Regresar a Fuente del Tejo resulta ser toda una epopeya. Primero, al salir de La Pirámide, seguidos por algunos requiebros alcohólicos, no hay un puto taxi. Las chicas no están muy en forma para andar hasta la camioneta. Tenemos que esperar casi diez minutos hasta que llega uno.

Al arrancar la camioneta, obligo a las chicas a ponerse el cinturón. Están realmente borrachas. El subidón de alcohol les ha pegado fuerte al final.

No hay suerte. A la salida de Salamanca, control de alcoholemia. Dos Patrol de la Guardia Civil. Lo clásico.

Buenas noches. ¿Le importa someterse a un control de alcoholemia? No, señor. Sople, señor. Las que están borrachas son ellas, ¿no las ve? He venido a recogerlas.

Nada, es como hablarle a un oso de peluche. El compañero no deja de darle vueltas a la camioneta, como buscando algo que les permita empapelarme.

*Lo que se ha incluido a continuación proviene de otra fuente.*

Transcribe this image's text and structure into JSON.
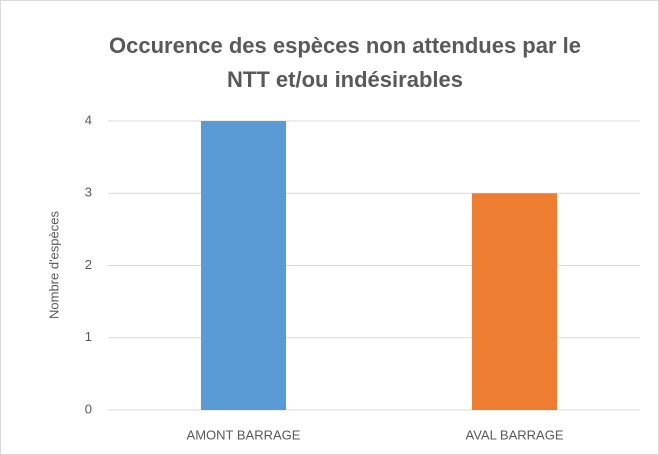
{
  "chart_data": {
    "type": "bar",
    "title": [
      "Occurence des espèces non attendues par le",
      "NTT et/ou indésirables"
    ],
    "ylabel": "Nombre d'espèces",
    "categories": [
      "AMONT BARRAGE",
      "AVAL BARRAGE"
    ],
    "values": [
      4,
      3
    ],
    "colors": [
      "#5b9bd5",
      "#ed7d31"
    ],
    "ylim": [
      0,
      4
    ],
    "yticks": [
      0,
      1,
      2,
      3,
      4
    ],
    "grid": true
  }
}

Las chicas, de repente, abren la puerta y saltan fuera, sin abrigos. Necesitan orinar y quizás vomitar. Uno de los guardias les indica unos arbustos, fuera de los focos de los dos coches, pero puedo ver como todos los agentes admiran esas largas piernas. Yo sonrío, con las manos en el volante. Me dan paso para irme cuando las chicas regresan, ateridas.

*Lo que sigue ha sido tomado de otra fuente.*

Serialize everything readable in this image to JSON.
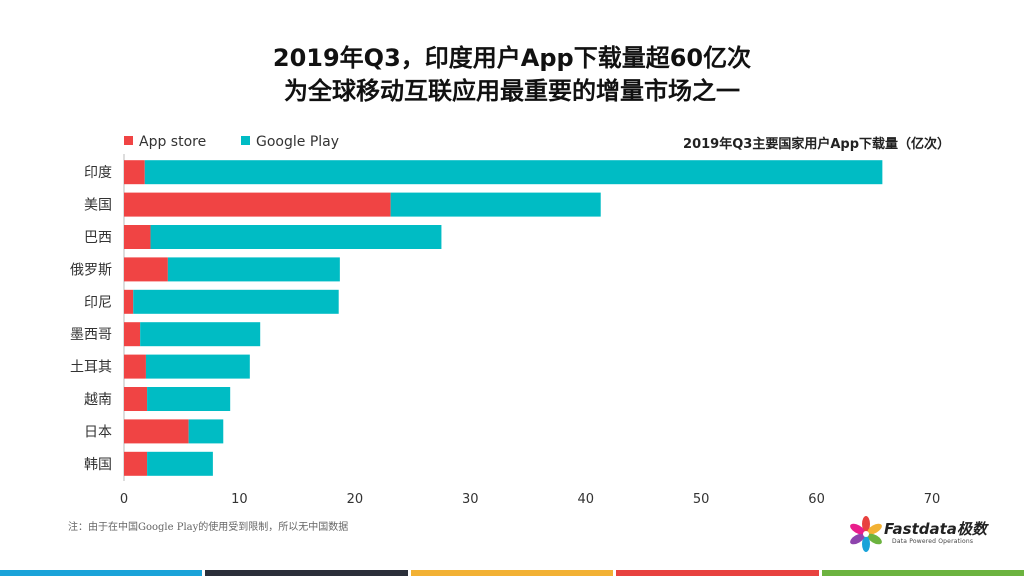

Al llegar a la granja, no me queda mas remedio que conducirlas a la habitación de mi hermana, intentando que guarden silencio, desnudarlas y acostarlas. El polvo que pensaba echarles, queda para otra oportunidad. Subo al desván y me acuesto. El pacto que los tres hemos firmado esta noche no para de rondarme la cabeza. Creo que es un gran paso responsable en nuestras vidas, aunque me da un poco de miedo.

Rasputín, como siempre, me tranquiliza, y, entonces me duermo.